Aujourd’hui, la droite redouble d’efforts pour affaiblir encore un deuxième pilier déjà mauvais au regard du système AVS (répartition). Au lieu d’une retraite sûre, chacun-e sera tributaire, encore plus qu’aujourd’hui, des risques sur les marchés boursiers. Les capitaux de prévoyance (886 milliards de francs en 2017) sont un marché juteux pour les banques, les assurances et les intermédiaires financiers. La droite qui les représente a voulu augmenter encore la capitalisation, à rebours du bon sens à une époque où les rendements financiers sont faibles.
Bref retour sur la contre-réforme fédérale de 2010.
En pleine crise des subprimes, le Parlement fédéral a adopté la contre-réforme de la Loi sur la prévoyance professionnelle (LPP) qui limite drastiquement la possibilité pour les caisses de retraites des collectivités publiques de fonctionner selon le système de l’AVS (répartition), en les obligeant à se capitaliser à 80% sur 40 ans. La proposition initiale du conseiller national Serge Beck (PLR) – une capitalisation à 100% sur 10 ans – aurait contraint les collectivités publiques à verser près de 50 milliards de francs, les ruinant au passage.
Cette contre-réforme, adoptée en 2010, n’a dès lors cessé de déployer ses effets. Berne et Genève, notamment, ont dû passer deux fois à la caisse. C’est dans ce contexte que s’ancre la bataille sur la Caisse de pension du personnel de l’Etat de Fribourg (CPPEF).
À Genève, les agent-e-s du service public ont fait alliance avec les locataires.
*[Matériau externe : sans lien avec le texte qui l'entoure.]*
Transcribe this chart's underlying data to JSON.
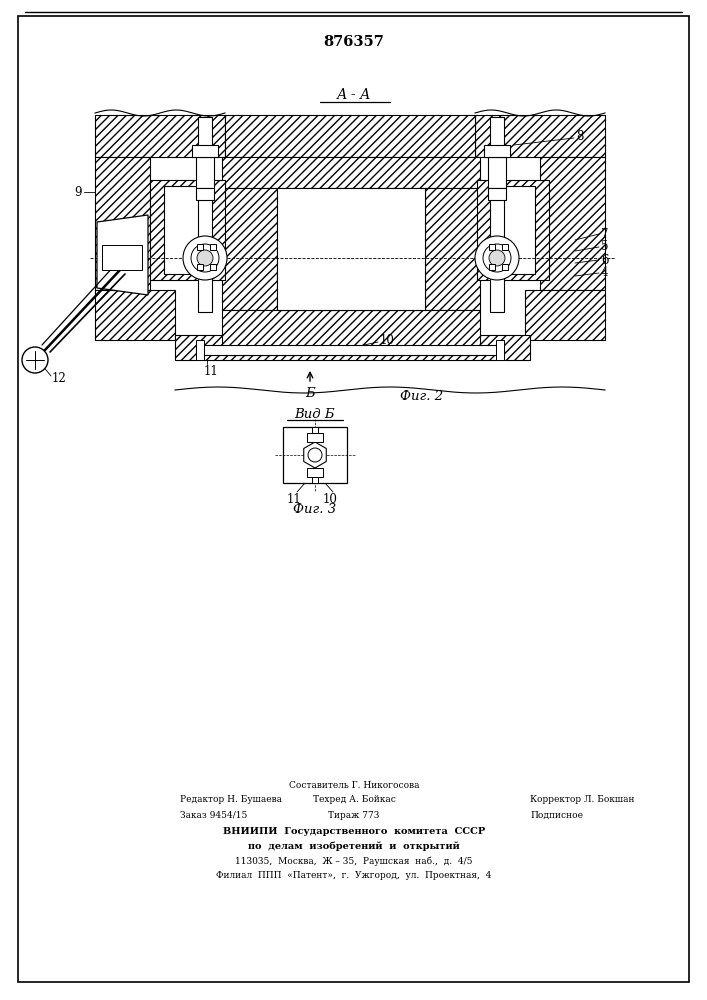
{
  "patent_number": "876357",
  "title_aa": "А - А",
  "fig2_label": "Фиг. 2",
  "fig3_label": "Фиг. 3",
  "vid_b_label": "Вид Б",
  "b_arrow_label": "Б",
  "footer_line1": "Составитель Г. Никогосова",
  "footer_line2_left": "Редактор Н. Бушаева",
  "footer_line2_mid": "Техред А. Бойкас",
  "footer_line2_right": "Корректор Л. Бокшан",
  "footer_line3_left": "Заказ 9454/15",
  "footer_line3_mid": "Тираж 773",
  "footer_line3_right": "Подписное",
  "footer_line4": "ВНИИПИ  Государственного  комитета  СССР",
  "footer_line5": "по  делам  изобретений  и  открытий",
  "footer_line6": "113035,  Москва,  Ж – 35,  Раушская  наб.,  д.  4/5",
  "footer_line7": "Филиал  ППП  «Патент»,  г.  Ужгород,  ул.  Проектная,  4"
}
La loi, acceptée en votation populaire en mai 2019, permettra de sauvegarder les rentes en créant du logement. L’apport de capitalisation imposé par le droit fédéral se fera notamment par la cession de terrains disponibles à la construction. Le système de primauté des prestations a pu être maintenu.
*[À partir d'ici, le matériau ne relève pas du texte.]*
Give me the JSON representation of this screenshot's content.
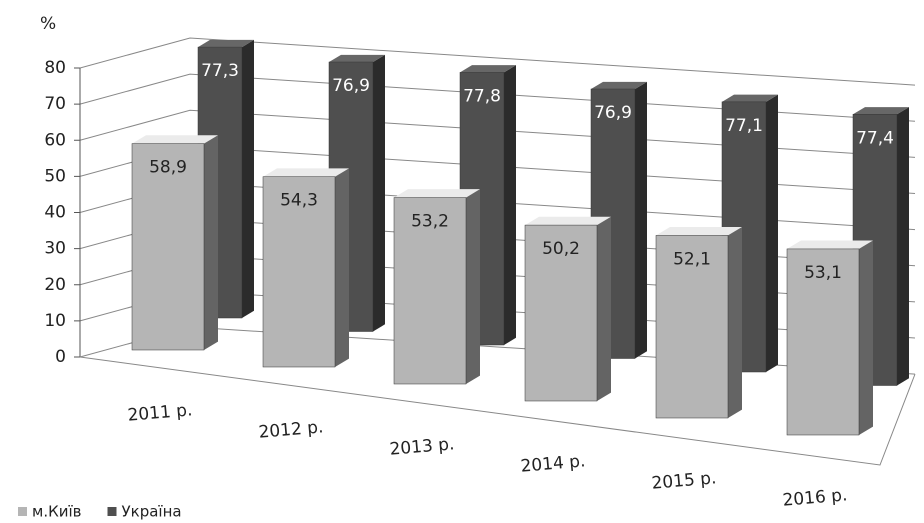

Sur le fondement de cette expérience, voici quelques pistes de réflexions pour les salarié-e-s du secteur public fribourgeois.
Avec un taux technique à 3,25%, un apport d’actifs et/ou une augmentation du financement de la CPPEF semble nécessaire.
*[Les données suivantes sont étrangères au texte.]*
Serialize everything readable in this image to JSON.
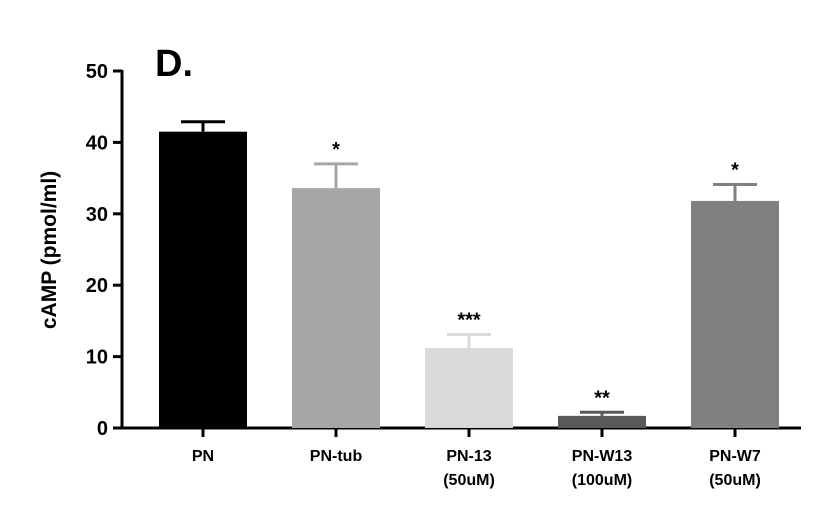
{
  "chart_data": {
    "type": "bar",
    "panel_label": "D.",
    "ylabel": "cAMP (pmol/ml)",
    "ylim": [
      0,
      50
    ],
    "yticks": [
      0,
      10,
      20,
      30,
      40,
      50
    ],
    "categories": [
      [
        "PN"
      ],
      [
        "PN-tub"
      ],
      [
        "PN-13",
        "(50uM)"
      ],
      [
        "PN-W13",
        "(100uM)"
      ],
      [
        "PN-W7",
        "(50uM)"
      ]
    ],
    "values": [
      41.5,
      33.6,
      11.2,
      1.7,
      31.8
    ],
    "errors": [
      1.4,
      3.4,
      1.9,
      0.5,
      2.3
    ],
    "significance": [
      "",
      "*",
      "***",
      "**",
      "*"
    ],
    "colors": [
      "#000000",
      "#a6a6a6",
      "#d9d9d9",
      "#595959",
      "#808080"
    ]
  }
}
Cette recapitalisation n’exige cependant pas un passage du régime de primauté des prestations à celui des cotisations, qui transfère les risques des marchés financiers sur les seul-e-s assuré-e-s. Conséquence: l’objectif de rente, calculé en pourcentage du salaire assuré, tomberait. La rente dépendrait ainsi de l’évolution de l’effectif des assuré-e-s, mais surtout de la conjoncture économique et des rendements de la fortune de la caisse. Les risques sont donc élevés. M. Godel l’a confirmé en septembre dans une interview à la RTS : « Le succès de la réforme dépendra aussi du rendement des marchés financiers ».
Le passage au régime de la primauté des prestations peut entraîner des pertes de retraites élevées pour les assuré-e-s. Pour limiter la casse, les collectivités publiques confrontées à ce problème ont prévu des compensations. La manière dont celles-ci sont calculées est décisive. Si la compensation se fait par le versement d’un apport sur les comptes individuels des assuré-e-s, le montant de cette compensation doit prendre en compte l’éventualité que la caisse ne puisse verser que des intérêts faibles ou inexistants (ce qui est arrivé dans le privé). Or la compensation prévue par le Conseil d’Etat fribourgeois pour limiter les pertes de retraites à 9,5% est calculée sur une projection d’intérêts futurs de 2,5% crédités sur les comptes individuels. Il est pourtant quasi-certain que les assuré-e-s ne pourront pas bénéficier d’un tel intérêt, car le taux minimum LPP est de 1% ! Les pertes seront donc nettement plus élevées que celles annoncées.
Il apparaît donc indispensable que les bases de calcul du Conseil d’Etat soient vérifiées par les assuré-e-s, avec le soutien d’un-e expert-e en prévoyance professionnelle.
En outre, toute rémunération des comptes individuels inférieure au taux minimum LPP doit être comptée comme une contribution d’assainissement des assuré-e-s, sur le modèle de la loi cantonale bernoise.
La « solution genevoise » consistant à céder des terrains pour construire du logement est une piste de réflexion intéressante à Fribourg, ce canton disposant de parcelles bien situées (par exemple, la caserne de la Poya).